Nel 2003 nasce a Santa Margherita un’etichetta paradigmatica, in grado di conciliare una accurata confezione tecnica, rintracciabile nella precisione esecutiva e in una nitidezza d’accenti senza increspature, con un carattere profondamente minerale e un profilo fresco dall’ascendente nordico, instradato da una dote di eleganza non così facilmente rintracciabile nei vini della zona. La massa per metà staziona e affina in acciaio, per un’altra metà in barrique di secondo passaggio; segue un anno di maturazione in bottiglia.
La cosa sorprendente, se stiamo alla verticale di oggi, che assomma le ultime sette annate in commercio, sta nella “intercambiabilità”. Ovvero, sembrano tutte giovani allo stesso modo; il tempo non ne ha scalfito la linfa vitale e il virgulto. Ti sembra sempre e comunque di essere in compagnia di vini còlti nel fiore della gioventù. E anche questo, a ben vedere, è Vernaccia.
VERNACCIA DI SAN GIMIGNANO VIGNA SANTA MARGHERITA 2019
Paesaggio aromatico finissimo e arioso di erbe selvatiche, piccole infiorescenze, frutti a polpa bianca, anice stellato e resina boschiva; tratto gustativo fresco e affusolato, acidità in resta a ripulire. Nitore, bilanciamento, giuste proporzioni e una misurata cremosità tattile fanno da spalto a un vino espressivamente composto ed elegante.
VERNACCIA DI SAN GIMIGNANO VIGNA SANTA MARGHERITA 2018
Ampio e avvolgente piuttosto che slanciato, rilascia una connaturata frazione di dolcezza secondo un incedere largo che fa comunque lampeggiare una intrigante luce minerale. Piacevole e garbato, la sensazione burrosa fa da scorta ai tipici sentori di erbe aromatiche e a quelli, ancor più profondi e sottocutanei, di idrocarburi.
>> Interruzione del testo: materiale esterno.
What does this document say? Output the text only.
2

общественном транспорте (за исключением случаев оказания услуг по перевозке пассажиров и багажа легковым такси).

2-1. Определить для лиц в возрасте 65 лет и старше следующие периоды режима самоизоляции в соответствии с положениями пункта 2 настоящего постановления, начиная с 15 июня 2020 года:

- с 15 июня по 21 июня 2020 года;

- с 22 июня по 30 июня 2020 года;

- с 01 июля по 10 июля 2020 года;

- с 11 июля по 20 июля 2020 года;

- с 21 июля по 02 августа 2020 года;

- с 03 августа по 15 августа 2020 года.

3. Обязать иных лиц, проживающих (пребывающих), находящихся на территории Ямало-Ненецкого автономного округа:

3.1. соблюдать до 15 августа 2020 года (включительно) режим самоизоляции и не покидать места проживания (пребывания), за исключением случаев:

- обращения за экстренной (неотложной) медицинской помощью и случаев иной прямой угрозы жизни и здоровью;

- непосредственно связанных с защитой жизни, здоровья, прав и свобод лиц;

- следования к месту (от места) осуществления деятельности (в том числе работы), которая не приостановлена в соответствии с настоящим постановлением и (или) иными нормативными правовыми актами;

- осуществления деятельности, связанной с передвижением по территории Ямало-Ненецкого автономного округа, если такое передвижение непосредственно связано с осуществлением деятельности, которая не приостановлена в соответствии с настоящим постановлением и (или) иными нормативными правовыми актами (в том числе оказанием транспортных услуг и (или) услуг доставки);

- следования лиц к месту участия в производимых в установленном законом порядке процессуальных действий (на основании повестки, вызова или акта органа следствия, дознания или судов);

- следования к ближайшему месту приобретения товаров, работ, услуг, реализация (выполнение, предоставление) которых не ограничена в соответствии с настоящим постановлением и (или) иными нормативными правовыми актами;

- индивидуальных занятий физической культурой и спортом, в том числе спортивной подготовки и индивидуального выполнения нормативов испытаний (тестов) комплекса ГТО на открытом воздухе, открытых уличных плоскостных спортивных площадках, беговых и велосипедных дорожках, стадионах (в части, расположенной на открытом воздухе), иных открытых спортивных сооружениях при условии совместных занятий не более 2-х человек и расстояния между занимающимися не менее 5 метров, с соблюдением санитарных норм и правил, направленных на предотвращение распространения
VERNACCIA DI SAN GIMIGNANO VIGNA SANTA MARGHERITA 2017
Naso silente timidamente punteggiato da note di erbe e radici, resine e elicriso. Sviluppo denso e cremoso di buona complessità, forse non corroborato dal dinamismo che attiene alle grandi annate. La leggibile traccia mineral-iodata-salina ne certifica il carattere.
VERNACCIA DI SAN GIMIGNANO VIGNA SANTA MARGHERITA 2016
Di delicata rarefazione aromatica, in apparenza disadorno ma in realtà tutto giocato in filigrana, è un vino teso, finissimo e splendidamente essenziale. A volergli fare le pulci potrebbe sembrare che in questa fase evolutiva stia scontando un pizzico di austerità e di rigidezza di trama, ma senti che ha la vita davanti a sé. Con il suo profilo nordico assume un portamento che si impiglia volentieri nei ricordi migliori, e il sale che se ne esce da lì sottende razza pura.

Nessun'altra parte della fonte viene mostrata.